14. Soldiers generally are not opposed to deployments. The problem lies in the perceived value of the deployment. If I am to ask my soldiers to separate from their dependants for six months once every two years, I must give them a good reason to do so. Police work in Kosovo is not what I consider worthy of that kind of sacrifice. We do more, but it is meaning less. I cannot overstate the cynicism that this situation creates.
15. I similarly cannot stress enough the importance of swift, bold decisions to solve these problems, or at least to acknowledge them. I am aware that the Army is a large organization averse to change. I am similarly aware, however, that many of these problems were apparent ten years ago. Executive summary after executive summary, panel after panel, committee after committee, task force after task force, with no tangible results other than new headgear (make no mistake, even the lowliest private sees that pitiful measures for what it is). Soldiers have lost patience. Having taught at West Point, I maintain an active correspondence with dozens of junior officers I met there. I do not know one who is planning on staying in the army past his initial commitment. Company commanders are refusing second commands, and captains are refusing first commands in favor of resignation. Lieutenant colonels and colonels are also refusing commands. These actions were very rare...almost unthinkable ten years ago, yet they are all around us today. We have a problem that requires serious effort. Our greatest threat is not criminals in Kosovo, weapons of mass destruction, or Osama Bin Laden. Our enemy is domestic: rock bottom morale. We wonder which of two unpalatable situations we face...either the senior leadership does not recognize the low morale, or they do recognize it and do not care. In my opinion, anything we do which distracts or keeps us from solving the morale problem is tantamount to re-arranging deck chairs on the Titanic.

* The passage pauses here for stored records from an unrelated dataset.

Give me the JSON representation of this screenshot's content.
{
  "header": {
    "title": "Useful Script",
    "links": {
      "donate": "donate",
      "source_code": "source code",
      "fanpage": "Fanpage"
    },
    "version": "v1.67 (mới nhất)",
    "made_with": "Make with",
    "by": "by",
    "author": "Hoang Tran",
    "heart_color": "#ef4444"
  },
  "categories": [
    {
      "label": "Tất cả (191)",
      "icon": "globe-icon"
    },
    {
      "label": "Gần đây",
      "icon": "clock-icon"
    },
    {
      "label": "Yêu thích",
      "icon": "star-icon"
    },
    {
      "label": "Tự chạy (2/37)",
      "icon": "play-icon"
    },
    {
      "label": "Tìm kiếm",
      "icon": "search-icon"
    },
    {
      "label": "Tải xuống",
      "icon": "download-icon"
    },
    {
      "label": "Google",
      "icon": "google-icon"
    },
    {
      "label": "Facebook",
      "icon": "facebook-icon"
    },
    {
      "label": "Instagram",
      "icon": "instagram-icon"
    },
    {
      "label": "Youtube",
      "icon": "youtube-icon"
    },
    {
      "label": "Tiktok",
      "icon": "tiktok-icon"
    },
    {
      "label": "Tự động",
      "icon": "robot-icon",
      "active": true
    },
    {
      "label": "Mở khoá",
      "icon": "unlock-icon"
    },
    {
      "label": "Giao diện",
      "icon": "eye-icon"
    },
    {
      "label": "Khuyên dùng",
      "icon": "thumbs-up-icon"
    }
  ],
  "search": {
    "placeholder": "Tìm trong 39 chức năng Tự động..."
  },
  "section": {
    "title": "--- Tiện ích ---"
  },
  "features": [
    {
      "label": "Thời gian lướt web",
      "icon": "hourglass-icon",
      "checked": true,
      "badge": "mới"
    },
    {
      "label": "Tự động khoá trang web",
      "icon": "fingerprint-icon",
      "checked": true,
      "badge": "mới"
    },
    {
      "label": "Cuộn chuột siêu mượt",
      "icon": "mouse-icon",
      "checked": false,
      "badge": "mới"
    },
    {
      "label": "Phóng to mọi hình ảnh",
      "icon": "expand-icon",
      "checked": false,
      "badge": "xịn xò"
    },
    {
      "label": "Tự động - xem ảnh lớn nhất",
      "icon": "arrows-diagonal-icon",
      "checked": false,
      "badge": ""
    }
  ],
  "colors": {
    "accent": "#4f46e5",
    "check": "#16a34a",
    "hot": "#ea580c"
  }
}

16. The report repeatedly suggests that military service is not fun anymore. There is no truer statement. Most everything we had that made the service fun has been taken away from us. The net result of the loss of fun or job satisfaction is a "workaday" attitude. I see in myself and in more and more officers a view of my service as just a job, rather than a way of life. I never thought I would see it that way, and was surprised and saddened when I did. The Army I joined is not the Army I am in, and I believe I am betrayed. Idealism has met reality, and those two concepts are too far removed from one another.
I am aware that as I have written, my comments have become increasingly emotional and urgent. I have allowed this to happen, and you receive this letter without edit. Those of us who live in this environment day in and day out are extremely frustrated, and I wanted you to read that frustration, unvarnished.
Finally, one of the "things" that frustrates me most is the lack of survey feedback. Armies of lab coated technicians and sociologist sally forth from Washington annually to poke us, prod us, and test us. As they snap closed their briefcases, they always promise us feedback. In seventeen years, I have seen feedback twice, once when Prof. C. Moskos provided me some directly at my request, and once when I saw your report a few days ago, purely by accident. The average soldier does not demand immediate solutions. He does, however, harbor the hope that his senior leadership recognizes problems and takes positive, effective action to solve them.
Thank you for your time, patience, and study.